Op dat moment kon hij geen woord meer uitbrengen, hij rochelde. De Vos riep de arts erbij en deze constateerde dat de dood was ingetreden. De Vos zou later verklaren dat het door de priester kwam dat Goedertier niet heeft kunnen vertellen waar het paneel te vinden zou zijn.
Getuigenis van de arts Romain De Cock
Romain de Cock was een politiek tegenstander van Arsène Goedertier. Hij was ook zijn buurman en ze waren samen in één auto naar Dendermonde gereden. De Cock was niet de huisarts van Goedertier, maar een chirurg.

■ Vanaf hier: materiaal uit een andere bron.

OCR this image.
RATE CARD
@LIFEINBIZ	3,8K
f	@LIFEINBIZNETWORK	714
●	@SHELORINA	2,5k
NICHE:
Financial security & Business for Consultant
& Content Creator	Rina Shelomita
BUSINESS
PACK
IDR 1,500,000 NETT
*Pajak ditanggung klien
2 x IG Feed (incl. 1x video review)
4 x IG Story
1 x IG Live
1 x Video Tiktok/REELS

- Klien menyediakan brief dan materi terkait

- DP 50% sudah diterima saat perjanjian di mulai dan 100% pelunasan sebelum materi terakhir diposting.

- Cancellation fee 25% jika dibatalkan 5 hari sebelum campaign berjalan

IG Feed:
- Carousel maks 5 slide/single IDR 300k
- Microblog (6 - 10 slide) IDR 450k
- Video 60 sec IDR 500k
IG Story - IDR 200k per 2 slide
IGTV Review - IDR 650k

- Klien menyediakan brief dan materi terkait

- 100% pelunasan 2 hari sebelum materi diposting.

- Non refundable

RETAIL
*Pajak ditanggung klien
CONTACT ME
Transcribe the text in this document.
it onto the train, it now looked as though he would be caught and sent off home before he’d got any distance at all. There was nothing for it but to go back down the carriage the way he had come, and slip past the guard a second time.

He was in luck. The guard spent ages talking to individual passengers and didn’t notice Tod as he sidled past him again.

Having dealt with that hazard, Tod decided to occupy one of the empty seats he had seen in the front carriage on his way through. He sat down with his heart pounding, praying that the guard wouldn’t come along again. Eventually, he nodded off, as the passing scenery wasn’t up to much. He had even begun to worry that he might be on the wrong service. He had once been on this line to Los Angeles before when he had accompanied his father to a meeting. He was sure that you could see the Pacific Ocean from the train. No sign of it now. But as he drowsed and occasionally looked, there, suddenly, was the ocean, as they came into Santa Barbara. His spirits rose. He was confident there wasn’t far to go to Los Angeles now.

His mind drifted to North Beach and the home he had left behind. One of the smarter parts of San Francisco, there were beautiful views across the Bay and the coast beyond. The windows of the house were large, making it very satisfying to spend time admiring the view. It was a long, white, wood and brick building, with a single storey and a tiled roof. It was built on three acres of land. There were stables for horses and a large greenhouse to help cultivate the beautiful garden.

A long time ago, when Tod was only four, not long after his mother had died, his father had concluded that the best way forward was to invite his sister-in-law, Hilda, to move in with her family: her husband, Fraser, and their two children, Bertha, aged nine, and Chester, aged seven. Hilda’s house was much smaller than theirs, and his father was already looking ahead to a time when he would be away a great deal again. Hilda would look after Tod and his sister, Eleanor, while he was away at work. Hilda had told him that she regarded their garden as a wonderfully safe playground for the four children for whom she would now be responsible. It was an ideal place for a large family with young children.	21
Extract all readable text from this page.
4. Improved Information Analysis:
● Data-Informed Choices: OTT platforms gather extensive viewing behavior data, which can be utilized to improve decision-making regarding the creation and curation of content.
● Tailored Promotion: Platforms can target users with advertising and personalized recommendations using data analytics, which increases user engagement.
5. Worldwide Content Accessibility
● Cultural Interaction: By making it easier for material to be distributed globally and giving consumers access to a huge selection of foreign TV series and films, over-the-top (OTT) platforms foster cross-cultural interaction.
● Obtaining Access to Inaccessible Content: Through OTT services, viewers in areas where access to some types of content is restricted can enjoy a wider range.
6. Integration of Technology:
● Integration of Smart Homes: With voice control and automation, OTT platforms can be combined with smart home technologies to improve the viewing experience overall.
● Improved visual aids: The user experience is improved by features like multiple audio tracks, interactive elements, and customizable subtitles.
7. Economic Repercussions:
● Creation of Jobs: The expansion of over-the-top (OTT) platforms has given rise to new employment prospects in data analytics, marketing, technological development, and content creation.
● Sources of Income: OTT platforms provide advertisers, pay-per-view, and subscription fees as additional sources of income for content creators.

De Cock stond bekend als een onsympathieke man die het met iedereen aan de stok had (Bron: Maria de Roo).
Toen De Cock vernam dat Goedertier onwel was geworden, gaf hij deze een injectie met een cafeïne preparaat en bracht hem naar het huis van diens zwager, de juwelier Vanden Durpel. (Maria de Roo vraagt zich in haar boek af waar hij zo snel die injectiespuit vandaan haalde en waarom Goedertier niet direct naar het ziekenhuis is vervoerd).
In zijn getuigenis vertelt hij:
Toen Goedertier op het matras lag vroeg hij: “Dokter is het werkelijk gevaarlijk?
– “Nee, blijf maar rustig liggen. Hebt ge nog iets te vragen of heeft u een wens?”
“Nee,” antwoordde Goedertier, “ik wil graag een priester”.
Ondertussen was De Vos gearriveerd waarop Goedertier verklaarde: “Met hem kan ik het ook doen.”
De Cock liet De Vos komen en kort daarna riep De Vos: ”Dokter kom alstublieft. Het gaat niet goed.”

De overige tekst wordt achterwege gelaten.